# Tastier Tot Trick



## motocrash (Sep 19, 2018)

Using an adjustable spray bottle set to the finest it will mist,shoot tots until damp/barely glisten.Your seasonings of choice will now adhere mo betta.They crisp in the same amount of time too.


----------



## kruizer (Sep 19, 2018)

You have my attention. Looking good.


----------



## ksblazer (Sep 19, 2018)

What are you using to mist them with.

Veggie oil?


----------



## motocrash (Sep 19, 2018)

ksblazer said:


> What are you using to mist them with.
> 
> Veggie oil?


Water


----------



## TomKnollRFV (Sep 19, 2018)

I do love me some tater tots!


----------



## Smoke23 (Sep 19, 2018)

Gonna have to try this.
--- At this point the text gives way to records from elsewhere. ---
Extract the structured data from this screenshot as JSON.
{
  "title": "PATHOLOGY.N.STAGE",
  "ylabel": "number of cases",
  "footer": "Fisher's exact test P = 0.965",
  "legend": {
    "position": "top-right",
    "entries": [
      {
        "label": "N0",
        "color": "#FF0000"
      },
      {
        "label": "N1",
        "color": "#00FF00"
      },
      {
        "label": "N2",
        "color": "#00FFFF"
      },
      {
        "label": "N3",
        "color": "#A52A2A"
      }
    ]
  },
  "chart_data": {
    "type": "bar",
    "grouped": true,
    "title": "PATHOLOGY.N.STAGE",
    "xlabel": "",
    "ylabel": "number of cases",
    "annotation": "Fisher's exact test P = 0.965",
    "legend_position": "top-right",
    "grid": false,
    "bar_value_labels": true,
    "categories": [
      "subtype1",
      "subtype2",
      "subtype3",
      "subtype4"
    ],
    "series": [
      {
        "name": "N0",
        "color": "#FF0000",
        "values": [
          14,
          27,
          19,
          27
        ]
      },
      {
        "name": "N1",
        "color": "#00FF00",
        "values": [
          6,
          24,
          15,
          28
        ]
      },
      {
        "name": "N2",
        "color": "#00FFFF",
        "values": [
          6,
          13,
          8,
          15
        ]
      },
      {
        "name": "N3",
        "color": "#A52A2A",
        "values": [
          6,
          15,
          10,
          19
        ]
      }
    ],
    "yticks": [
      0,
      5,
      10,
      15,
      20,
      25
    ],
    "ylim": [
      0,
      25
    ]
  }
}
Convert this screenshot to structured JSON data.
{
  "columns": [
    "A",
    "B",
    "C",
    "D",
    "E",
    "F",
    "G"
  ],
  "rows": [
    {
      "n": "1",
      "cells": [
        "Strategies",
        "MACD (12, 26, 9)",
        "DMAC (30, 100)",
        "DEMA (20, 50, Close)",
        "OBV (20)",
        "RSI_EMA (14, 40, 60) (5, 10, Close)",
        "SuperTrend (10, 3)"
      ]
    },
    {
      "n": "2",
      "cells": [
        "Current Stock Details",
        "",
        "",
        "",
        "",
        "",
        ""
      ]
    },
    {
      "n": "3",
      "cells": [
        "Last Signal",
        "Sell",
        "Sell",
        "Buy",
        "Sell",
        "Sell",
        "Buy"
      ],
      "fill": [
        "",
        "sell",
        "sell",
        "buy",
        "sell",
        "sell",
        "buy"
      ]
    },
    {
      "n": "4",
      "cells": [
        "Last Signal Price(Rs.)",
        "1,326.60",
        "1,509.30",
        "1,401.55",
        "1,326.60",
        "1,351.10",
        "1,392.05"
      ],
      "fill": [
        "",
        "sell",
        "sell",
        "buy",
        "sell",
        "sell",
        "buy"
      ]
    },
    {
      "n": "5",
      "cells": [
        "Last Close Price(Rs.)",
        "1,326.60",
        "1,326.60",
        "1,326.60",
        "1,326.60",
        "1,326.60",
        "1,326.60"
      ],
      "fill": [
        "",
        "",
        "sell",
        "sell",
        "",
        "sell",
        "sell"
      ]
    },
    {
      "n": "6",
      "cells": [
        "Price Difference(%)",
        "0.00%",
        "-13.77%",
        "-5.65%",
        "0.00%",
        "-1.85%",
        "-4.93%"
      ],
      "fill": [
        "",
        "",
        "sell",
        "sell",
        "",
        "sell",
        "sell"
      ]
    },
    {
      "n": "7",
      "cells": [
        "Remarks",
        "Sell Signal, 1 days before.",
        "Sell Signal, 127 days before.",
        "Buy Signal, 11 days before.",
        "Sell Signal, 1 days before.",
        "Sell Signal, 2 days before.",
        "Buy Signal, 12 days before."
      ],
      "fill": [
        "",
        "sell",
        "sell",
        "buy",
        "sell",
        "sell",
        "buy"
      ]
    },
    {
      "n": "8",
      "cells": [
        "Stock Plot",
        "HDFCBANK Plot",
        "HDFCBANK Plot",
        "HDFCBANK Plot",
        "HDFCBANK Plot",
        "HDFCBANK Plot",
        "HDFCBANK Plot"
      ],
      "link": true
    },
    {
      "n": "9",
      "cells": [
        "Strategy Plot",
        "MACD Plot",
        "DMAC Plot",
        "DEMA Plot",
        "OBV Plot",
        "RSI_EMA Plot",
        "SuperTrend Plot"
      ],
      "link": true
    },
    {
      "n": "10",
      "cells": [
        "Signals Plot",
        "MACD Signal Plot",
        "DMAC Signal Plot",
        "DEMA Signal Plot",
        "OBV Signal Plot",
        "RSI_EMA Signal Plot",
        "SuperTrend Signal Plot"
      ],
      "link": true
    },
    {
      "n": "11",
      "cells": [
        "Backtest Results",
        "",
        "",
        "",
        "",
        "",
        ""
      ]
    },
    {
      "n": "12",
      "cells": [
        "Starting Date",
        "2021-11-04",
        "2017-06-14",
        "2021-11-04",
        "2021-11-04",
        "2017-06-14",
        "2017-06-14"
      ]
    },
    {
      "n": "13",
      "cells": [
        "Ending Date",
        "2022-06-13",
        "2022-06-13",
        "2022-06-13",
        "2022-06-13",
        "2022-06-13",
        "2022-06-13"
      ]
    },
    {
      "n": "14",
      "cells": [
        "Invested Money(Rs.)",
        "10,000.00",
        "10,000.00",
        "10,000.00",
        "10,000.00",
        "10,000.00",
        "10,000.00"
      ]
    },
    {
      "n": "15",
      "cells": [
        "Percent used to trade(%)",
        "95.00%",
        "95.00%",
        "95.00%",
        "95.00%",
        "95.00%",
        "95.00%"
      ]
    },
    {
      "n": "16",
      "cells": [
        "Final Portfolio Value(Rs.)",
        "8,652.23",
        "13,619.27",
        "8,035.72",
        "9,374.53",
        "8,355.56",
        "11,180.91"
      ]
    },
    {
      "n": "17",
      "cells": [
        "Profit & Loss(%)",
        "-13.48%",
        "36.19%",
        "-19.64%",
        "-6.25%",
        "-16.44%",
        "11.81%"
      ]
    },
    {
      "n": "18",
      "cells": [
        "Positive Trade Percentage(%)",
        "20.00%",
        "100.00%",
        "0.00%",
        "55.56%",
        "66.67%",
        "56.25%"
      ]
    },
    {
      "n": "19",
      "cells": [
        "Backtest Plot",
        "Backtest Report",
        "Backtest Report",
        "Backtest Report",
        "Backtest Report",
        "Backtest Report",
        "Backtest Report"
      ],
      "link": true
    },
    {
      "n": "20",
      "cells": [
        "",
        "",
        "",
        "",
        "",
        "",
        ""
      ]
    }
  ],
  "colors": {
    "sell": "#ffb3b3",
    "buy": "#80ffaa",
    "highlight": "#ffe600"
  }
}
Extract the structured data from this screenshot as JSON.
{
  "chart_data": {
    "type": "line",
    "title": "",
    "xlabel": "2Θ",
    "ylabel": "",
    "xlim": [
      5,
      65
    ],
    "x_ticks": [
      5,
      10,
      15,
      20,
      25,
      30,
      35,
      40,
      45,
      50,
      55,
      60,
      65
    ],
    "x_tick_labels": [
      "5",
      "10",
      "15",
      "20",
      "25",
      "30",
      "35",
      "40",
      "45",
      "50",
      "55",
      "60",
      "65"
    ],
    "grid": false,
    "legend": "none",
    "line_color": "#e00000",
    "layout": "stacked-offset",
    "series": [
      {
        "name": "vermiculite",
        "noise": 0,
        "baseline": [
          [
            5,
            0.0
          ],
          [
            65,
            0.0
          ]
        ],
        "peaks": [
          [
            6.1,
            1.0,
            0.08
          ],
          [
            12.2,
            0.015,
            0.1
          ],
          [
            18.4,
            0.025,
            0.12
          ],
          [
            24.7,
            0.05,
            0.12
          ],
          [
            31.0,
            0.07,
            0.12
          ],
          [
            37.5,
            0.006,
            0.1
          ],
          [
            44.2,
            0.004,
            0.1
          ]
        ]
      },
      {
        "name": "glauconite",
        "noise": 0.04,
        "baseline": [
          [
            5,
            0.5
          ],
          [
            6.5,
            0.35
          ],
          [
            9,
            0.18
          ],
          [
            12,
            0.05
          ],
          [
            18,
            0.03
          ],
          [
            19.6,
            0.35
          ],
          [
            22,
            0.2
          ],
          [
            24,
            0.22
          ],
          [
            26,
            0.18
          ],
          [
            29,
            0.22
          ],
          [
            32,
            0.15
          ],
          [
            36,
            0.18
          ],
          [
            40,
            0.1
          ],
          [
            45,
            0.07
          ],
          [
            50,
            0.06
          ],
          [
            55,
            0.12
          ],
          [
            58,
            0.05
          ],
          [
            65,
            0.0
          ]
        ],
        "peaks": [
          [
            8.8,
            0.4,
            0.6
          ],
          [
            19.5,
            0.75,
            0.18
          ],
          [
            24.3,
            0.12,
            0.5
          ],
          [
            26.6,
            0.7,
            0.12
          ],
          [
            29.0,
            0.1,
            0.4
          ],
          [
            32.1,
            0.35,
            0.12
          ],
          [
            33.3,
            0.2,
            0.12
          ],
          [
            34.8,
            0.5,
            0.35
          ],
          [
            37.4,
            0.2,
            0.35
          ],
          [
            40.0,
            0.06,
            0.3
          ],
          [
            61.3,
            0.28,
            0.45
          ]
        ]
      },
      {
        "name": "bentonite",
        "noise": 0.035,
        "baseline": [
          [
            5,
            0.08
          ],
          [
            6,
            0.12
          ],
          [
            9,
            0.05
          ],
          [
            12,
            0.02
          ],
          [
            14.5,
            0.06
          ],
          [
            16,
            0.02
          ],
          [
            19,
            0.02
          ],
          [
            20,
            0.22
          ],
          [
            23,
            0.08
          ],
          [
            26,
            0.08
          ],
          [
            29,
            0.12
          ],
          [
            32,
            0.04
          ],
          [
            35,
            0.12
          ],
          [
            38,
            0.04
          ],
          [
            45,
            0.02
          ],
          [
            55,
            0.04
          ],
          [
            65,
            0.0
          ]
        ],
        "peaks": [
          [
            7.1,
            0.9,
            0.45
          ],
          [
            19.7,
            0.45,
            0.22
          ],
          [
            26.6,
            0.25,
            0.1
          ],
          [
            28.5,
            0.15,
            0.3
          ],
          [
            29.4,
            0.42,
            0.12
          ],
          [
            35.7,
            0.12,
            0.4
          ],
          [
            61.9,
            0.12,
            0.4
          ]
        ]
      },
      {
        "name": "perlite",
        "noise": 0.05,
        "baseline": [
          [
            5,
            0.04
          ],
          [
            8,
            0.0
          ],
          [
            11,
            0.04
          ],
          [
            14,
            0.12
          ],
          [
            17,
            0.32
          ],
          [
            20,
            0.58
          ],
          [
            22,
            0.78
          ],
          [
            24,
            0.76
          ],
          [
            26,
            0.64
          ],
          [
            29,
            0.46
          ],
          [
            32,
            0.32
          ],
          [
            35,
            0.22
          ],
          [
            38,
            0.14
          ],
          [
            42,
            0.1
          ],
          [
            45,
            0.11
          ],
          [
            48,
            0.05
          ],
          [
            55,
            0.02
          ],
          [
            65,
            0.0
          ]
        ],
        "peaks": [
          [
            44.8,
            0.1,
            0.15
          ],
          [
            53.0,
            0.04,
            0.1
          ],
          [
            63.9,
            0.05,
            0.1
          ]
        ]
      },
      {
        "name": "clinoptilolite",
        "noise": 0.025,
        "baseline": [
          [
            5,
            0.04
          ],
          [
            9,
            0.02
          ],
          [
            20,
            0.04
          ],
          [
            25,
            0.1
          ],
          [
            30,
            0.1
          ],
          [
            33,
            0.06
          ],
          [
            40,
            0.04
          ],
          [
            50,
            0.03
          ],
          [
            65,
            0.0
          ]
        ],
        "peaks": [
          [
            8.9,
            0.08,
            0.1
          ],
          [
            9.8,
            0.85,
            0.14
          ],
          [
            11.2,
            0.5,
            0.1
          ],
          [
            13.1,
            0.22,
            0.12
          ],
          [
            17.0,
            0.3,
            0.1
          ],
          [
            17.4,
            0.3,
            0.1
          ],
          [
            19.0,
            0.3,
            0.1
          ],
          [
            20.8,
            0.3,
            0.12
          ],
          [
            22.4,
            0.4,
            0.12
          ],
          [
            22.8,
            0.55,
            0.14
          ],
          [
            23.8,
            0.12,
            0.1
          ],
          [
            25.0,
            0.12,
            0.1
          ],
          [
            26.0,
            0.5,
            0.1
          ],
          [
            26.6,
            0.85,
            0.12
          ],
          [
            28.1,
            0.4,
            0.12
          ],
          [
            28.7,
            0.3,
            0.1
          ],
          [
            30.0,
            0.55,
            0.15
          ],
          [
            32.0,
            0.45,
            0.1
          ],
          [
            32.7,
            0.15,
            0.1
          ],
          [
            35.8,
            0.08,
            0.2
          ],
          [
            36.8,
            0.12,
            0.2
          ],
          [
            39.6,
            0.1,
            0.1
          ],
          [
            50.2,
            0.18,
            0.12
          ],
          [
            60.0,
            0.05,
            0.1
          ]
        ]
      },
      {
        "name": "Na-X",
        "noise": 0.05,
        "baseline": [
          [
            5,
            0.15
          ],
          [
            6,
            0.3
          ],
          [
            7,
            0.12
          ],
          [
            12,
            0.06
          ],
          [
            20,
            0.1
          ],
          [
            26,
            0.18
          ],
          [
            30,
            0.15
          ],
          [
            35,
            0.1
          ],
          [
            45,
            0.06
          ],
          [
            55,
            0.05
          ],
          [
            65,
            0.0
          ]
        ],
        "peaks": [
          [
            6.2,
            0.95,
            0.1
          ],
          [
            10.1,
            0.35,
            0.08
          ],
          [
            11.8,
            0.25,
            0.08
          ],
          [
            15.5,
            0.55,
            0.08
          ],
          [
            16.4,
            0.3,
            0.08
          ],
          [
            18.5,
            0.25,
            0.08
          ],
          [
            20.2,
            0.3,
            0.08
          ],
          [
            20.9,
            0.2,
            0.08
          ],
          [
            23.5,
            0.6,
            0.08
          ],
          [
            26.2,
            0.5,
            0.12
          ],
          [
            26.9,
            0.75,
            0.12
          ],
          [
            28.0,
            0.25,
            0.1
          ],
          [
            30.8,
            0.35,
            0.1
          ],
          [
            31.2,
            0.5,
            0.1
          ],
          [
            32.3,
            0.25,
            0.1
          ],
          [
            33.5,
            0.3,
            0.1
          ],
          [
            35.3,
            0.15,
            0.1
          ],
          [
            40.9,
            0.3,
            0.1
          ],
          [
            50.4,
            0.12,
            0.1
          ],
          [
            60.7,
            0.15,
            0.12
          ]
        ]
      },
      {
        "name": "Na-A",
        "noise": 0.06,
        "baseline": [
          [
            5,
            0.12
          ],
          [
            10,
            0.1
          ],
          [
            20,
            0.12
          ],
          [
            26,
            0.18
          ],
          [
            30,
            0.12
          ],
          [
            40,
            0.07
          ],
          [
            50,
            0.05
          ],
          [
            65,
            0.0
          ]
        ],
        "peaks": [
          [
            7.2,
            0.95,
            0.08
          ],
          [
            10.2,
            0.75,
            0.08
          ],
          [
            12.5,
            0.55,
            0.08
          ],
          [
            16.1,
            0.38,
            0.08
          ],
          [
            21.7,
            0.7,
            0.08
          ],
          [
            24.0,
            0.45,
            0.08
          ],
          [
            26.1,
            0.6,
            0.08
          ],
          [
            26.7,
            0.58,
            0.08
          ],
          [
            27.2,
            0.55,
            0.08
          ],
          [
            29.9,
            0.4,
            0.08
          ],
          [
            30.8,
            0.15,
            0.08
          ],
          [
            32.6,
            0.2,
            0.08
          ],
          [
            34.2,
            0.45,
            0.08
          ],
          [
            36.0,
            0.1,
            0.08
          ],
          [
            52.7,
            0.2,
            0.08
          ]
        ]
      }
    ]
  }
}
Thanks for the tip!


----------



## crazymoon (Sep 20, 2018)

MC, Nice tip TY!


----------



## motocrash (Sep 20, 2018)

Thanks all.
I didn't think this would really catch anyone's eye,on the other hand,we are talking the sacred tot.


----------



## noboundaries (Sep 20, 2018)

We reintroduced Tater Tots back into our meal plan earlier this Summer. Definitely going to give this a try!


----------



## motocrash (Sep 20, 2018)

noboundaries said:


> We reintroduced Tater Tots back into our meal plan earlier this Summer. Definitely going to give this a try!


Funny Ray...me too,and about the same time frame.I tried this out of frustration/wasting stuff by it all falling off.By the second time I had the moisture amount down perfect.I use a sprayer that is for ironing as it mists super fine and an expanded aluminum sheet pan thing.That thars some gormay tots;):D


----------